Por Romel Jurado Vargas

En promedio, la Contraloría General del Estado ha establecido glosas por 1029 millones de dólares por año entre 2017-2021. Esto equivale, también en promedio, a un poco más del 10% de la inversión pública que realizó el Estado en ese mismo período. Sin embargo, en 2020 se establecieron glosas por 498 millones, esto es, menos del 50% que el promedio del período 2017-2020;y, menos de un tercio de los 1595 millones que la Contraloría estableció en glosas en 2019. 

Estas cifras son, por una parte, una ratificación estadística de ese secreto a voces que nos habla de que la corrupción se lleva el 10% del presupuesto de cada contrato que realiza el Estado con el sector privado; y, también, nos dice que en 2020 la Contraloría ha sufrido un vertiginoso descenso en el establecimiento de glosas, es decir, en la posibilidad de detectar y señalar perjuicios para el Estado realizados por negligencia o violación de la ley en la asignación de recursos públicos.

Mucho nos gustaría creer que los anuncios públicos y privados para luchar contra la corrupción se han vuelto efectivos y, fruto de ello, la Contraloría ha determinado menos perjuicios para el Estado. Pero, al parecer, lo que realmente ha sucedido es que esta institución y todas las que forman parte de la Función de Transparencia y Control Social, sufren desde 2017 un sistemático deterioro en sus capacidades institucionales para detectar y procesar actos de corrupción. Deterioro que se concreta principalmente en el despido de personal especializado en la lucha contra la corrupción; la falta de acceso a tecnología;la falta de acceso a al información pública y privada para investigar actos de corrupción; y, la reducción agresiva del presupuesto de las instituciones que conforman dicha Función del Estado.
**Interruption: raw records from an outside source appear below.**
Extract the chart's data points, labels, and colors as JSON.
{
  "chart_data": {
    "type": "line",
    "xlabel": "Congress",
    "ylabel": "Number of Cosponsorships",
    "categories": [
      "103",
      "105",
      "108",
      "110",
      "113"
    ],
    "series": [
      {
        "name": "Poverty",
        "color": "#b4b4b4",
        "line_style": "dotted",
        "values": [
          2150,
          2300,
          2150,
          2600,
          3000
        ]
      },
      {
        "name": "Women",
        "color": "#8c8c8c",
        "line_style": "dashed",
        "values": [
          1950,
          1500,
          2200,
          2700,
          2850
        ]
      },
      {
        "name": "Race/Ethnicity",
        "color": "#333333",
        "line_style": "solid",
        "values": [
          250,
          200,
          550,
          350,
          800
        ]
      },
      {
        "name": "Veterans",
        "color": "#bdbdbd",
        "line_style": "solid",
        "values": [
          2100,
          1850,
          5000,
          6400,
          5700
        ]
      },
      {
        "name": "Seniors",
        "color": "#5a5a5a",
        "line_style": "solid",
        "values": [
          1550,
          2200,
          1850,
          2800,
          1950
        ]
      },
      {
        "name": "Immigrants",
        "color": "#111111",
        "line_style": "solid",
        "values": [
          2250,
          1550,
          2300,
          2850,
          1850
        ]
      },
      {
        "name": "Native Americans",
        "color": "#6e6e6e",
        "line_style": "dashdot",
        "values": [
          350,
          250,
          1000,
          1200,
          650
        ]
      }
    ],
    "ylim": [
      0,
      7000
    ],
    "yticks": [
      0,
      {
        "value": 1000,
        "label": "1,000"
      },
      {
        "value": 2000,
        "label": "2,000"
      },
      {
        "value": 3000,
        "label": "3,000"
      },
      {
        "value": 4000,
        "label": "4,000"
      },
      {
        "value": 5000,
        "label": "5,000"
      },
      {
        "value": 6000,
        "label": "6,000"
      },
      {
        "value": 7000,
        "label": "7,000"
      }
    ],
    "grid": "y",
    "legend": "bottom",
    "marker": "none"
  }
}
En efecto, el presupuesto asignado para todas las instituciones de la Función de Transparencia y Control Social en 2017 fue 222.6 millones de dólares y en 2021 es apenas de 167.8 millones(el 0,52% del presupuesto del Estado), lo que equivale a una disminución de 25% de recursos financieros que recibía esa Función del Estado. 

Esta disminución, es especialmente dura en el caso del órgano constitucional especializado en la lucha contra la corrupción, el Consejo de Participación Ciudadana y Control Social, que entre 2017 y 2021 ha visto reducida su asignación presupuestaria en 37,4%, así como su personal especializado en un 33%.

Estas cifras demuestran que, a pesar de los discursos del Ejecutivo durante estos 4 años para señalar su inquebrantable decisión de luchar contra la corrupción, lo cierto es que el propio Ejecutivo, a través del Ministerio de Finanzas y del Ministerio de Trabajo, continuamente debilita las capacidades institucionales de la Función de Transparencia y Control Social para detectar, investigar y sancionar los actos de corrupción, así como para recuperar los activos mal habidos que se colocan dentro del país o en los famosos paraísos fiscales.

La situación empeora muchísimo si a las corruptelas en el gasto público se suma la corrupción del sector privado, la cual se expresa principalmente en la evasión tributaria que, según cifras de la CEPAL, llega a ser de 7600 millones de dólares por año,así como en la falta de personal que sufre el SRI para realizar adecuadamente la recaudación de impuestos, pues, según la Directora de esta Institución, la Dra. Marisol Andrade, hay undéficit de, al menos, 1000 funcionarios para controlar el cobro de tributos.

Si se suman los 1028 millones en glosas, que en promedio establece cada año la Contraloría General del Estado y los 7600 millones que el SRI no logra recaudar, tenemos que la corrupción en el Ecuador implica un perjuicio para el Estado de, al menos, 8628 millones de dólares por año, esto es casi el doble de los 4812 millones que el gobierno nacional estableció como déficit fiscal para 2021, y más del doble de la recaudación total del SRI en 2020, que fue de apenas 4406 millones de dólares.

Finalmente, el señor Presidente de la República presentará, el 9 de diciembre de 2021, los Lineamientos de su Política Pública Anticorrupción, según los cuales, en lo principal, será el Ejecutivo quien se controle a sí mismo y no se fortalecerán las capacidades de las instituciones especializadas en luchar contra la corrupción, ni se les proporcionará los recursos, ni el personal ni la tecnología que les hace falta para cumplir con su misión constitucional de detectar, investigar y procesar los actos de corrupción, así como recuperar los activos mal habidos.

Frente a este tortuoso escenario cabe preguntarse ¿Realmente queremos luchar contra la corrupción?